Specific alignment points include:
- Risk management maps directly to existing enterprise risk frameworks. Extend current risk registers to include AI-specific risks identified in the Act.
- Documentation requirements align with security documentation practices. Technical documentation for high-risk AI systems should be incorporated into the organisation’s information security management system.
- Logging and monitoring obligations echo existing security operations practices. Ensure that AI system logs feed into the organisation’s SIEM or security monitoring platform.
- Incident reporting under the Act can be integrated with existing security incident response processes.
Address the cybersecurity mandate
Article 15 of the Act requires high-risk AI systems to be resilient against attempts by unauthorised third parties to exploit vulnerabilities. This includes protection against:
- Data poisoning and adversarial attacks that compromise model integrity.
- Model extraction or inversion attacks that threaten confidentiality.
- Exploitation of supply chain vulnerabilities in AI components.
For security leaders, this creates a clear mandate to apply security controls specifically to AI systems, not as a discretionary best practice, but as a legal obligation. Threat modelling, penetration testing, and security monitoring must extend to cover AI-specific attack vectors.
Manage the supply chain
The Act distinguishes between providers (those who develop AI systems) and deployers (those who use them). Both have obligations, but the nature of those obligations differs. Organisations that procure AI systems from third parties remain responsible for ensuring compliant deployment.
This means:
- Vendor assessments must evaluate AI providers’ compliance with the Act’s requirements for the relevant risk tier.
- Contractual provisions should address data governance, documentation access, incident notification, and ongoing monitoring responsibilities.
- Due diligence on pre-trained models is essential when building systems on foundation models or fine-tuning third-party models. The Act’s general-purpose AI provisions add specific obligations for providers of these models.
Prepare for enforcement
The Act establishes the European AI Office as the central enforcement body, with national competent authorities in each member state handling day-to-day supervision. Penalties for non-compliance are significant: up to 35 million euros or 7% of global annual turnover for prohibited practices, and up to 15 million euros or 3% of turnover for other violations.

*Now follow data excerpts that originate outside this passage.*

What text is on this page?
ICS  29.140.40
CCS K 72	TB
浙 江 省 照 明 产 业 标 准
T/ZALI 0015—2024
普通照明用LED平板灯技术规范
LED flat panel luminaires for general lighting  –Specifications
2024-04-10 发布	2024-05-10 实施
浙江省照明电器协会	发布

Security leaders should ensure that compliance evidence is maintained proactively. Documentation, risk assessments, testing records, and audit trails should be kept current rather than assembled reactively in response to regulatory enquiries.
Practical Steps for the Next Six Months
- Complete an AI inventory across the organisation, including shadow deployments and third-party integrations.
- Classify each system against the Act’s risk tiers, prioritising those most likely to qualify as high-risk.
- Gap-assess current controls against the Act’s requirements for applicable risk tiers.
- Extend existing security processes to cover AI-specific risks, including threat modelling, testing, and monitoring.
- Engage procurement and legal teams to update vendor assessment criteria and contractual templates.
- Establish a cross-functional AI governance group that brings together security, legal, data protection, and business stakeholders.
The EU AI Act is not simply a compliance exercise. It reflects a growing global consensus that AI systems require proportionate governance and security controls. Organisations that treat it as an opportunity to strengthen their AI security posture, rather than a box-ticking burden, will be better positioned for whatever regulatory landscape follows.